Dear Resolutioners,

I love that you are at the gym.  But it makes me sad that you won’t be around for long.  Most “Resolutioners” last about a month.  You remind me of the people who go to church twice a year at Christmas and Easter because they feel like it’s something they should do.  But it’s different – I know you want this to work.     But it gets hard and most of you will quit.  There will be obstacles and interruptions.  Maybe you don’t think you are making excuses when you tell me why you can’t stick with it – but you’re wrong.  They are excuses.  Don’t bullshit a bullshitter.  I was one of you not so long ago and I made the resolution, I made the effort, and I predictably quit when it got hard to manage with everything else going on in my life.  I didn’t have the resolve to keep the resolution until I knew that I had to live differently if I didn’t want to die too young.  It doesn’t really matter what calendar date you choose.  It will happen when you are tired of the bullshit story you tell yourself about why you can’t do it.

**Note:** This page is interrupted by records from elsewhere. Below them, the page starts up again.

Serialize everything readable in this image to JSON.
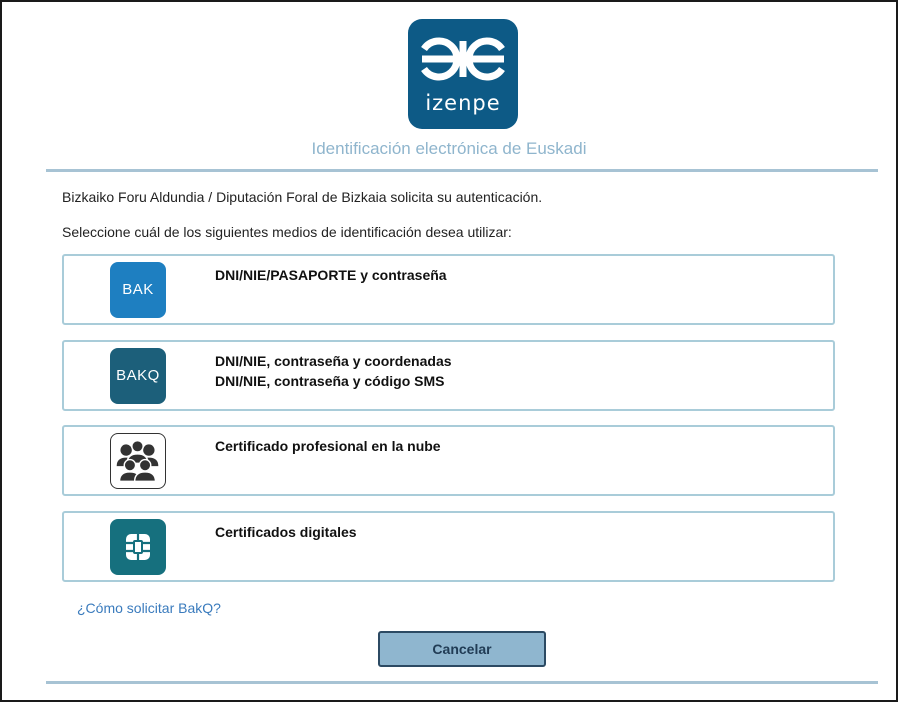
{
  "header": {
    "logo_text": "izenpe",
    "subtitle": "Identificación electrónica de Euskadi"
  },
  "intro": {
    "line1": "Bizkaiko Foru Aldundia / Diputación Foral de Bizkaia solicita su autenticación.",
    "line2": "Seleccione cuál de los siguientes medios de identificación desea utilizar:"
  },
  "options": [
    {
      "icon": "bak-icon",
      "icon_text": "BAK",
      "lines": [
        "DNI/NIE/PASAPORTE y contraseña"
      ]
    },
    {
      "icon": "bakq-icon",
      "icon_text": "BAKQ",
      "lines": [
        "DNI/NIE, contraseña y coordenadas",
        "DNI/NIE, contraseña y código SMS"
      ]
    },
    {
      "icon": "people-group-icon",
      "lines": [
        "Certificado profesional en la nube"
      ]
    },
    {
      "icon": "chip-card-icon",
      "lines": [
        "Certificados digitales"
      ]
    }
  ],
  "help_link": "¿Cómo solicitar BakQ?",
  "cancel_label": "Cancelar",
  "colors": {
    "logo_bg": "#0d5a86",
    "subtitle": "#8fb5cd",
    "divider": "#a7c3d4",
    "option_border": "#a9ccd9",
    "bak_bg": "#1e7fc1",
    "bakq_bg": "#1c5f7a",
    "card_bg": "#16707e",
    "link": "#3a7bbd",
    "button_bg": "#8fb6cf"
  }
}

If you are serious about making this a real lifestyle change, here are some tips from me about what to expect.  You can find all kinds of tips online about nutrition and exercises.  I’m more interested in why you will want to quit and how you can push beyond that.

  • The motivation of the new year won’t last long.  Habits do.  Do something 21 times and it’s a habit.  Expect your motivation to fade, but keep going anyway.  Be consistent.  Be your own parent about this.  Maybe make doing it consistently a goal.
  • You will get tired.  You will get sore.  You will be uncomfortable.  You may feel awkward or stupid.  Do it anyway.  The uncomfortable, awkward, and stupid parts fade.  Sorry, but if you do it correctly, the tired and sore won’t go away.  You will just learn how to gauge the effectiveness of your workout by how tired and sore you are.  You will welcome it.
  • Sometimes your brain is tired, but your muscles aren’t.  So do it anyway.  You may not be in a great mood.  So what?  Your muscles don’t have moods.
  •  You will get hungry.  But you are always in control of what you put in your mouth, chew, and swallow.  No, really.  You are.  Stay in control.
  • If you don’t buy it, you won’t eat it – don’t argue with me on this – you know what I’m talking about.  Even if you are socializing and the food and drink are free, it’s highly unlikely that you are being ‘waterboarded’ with cookies or beer.
  • There is always a solution to the “I don’t have time” issue.  You might have to give up something – like TV so you can workout or go to bed earlier so you can workout in the morning before you go to work.  Honestly – your house doesn’t need to be cleaned everyday.  Pack the gym bag the night before.  Make new habits and MAKE THE TIME.
  • It will be hard for a while.  Maybe a long while.  It wasn’t fun for me for the first YEAR.  But after that, I was stronger and was capable of doing the fun stuff I love now.  Had I quit during that first year, I wouldn’t be doing this now.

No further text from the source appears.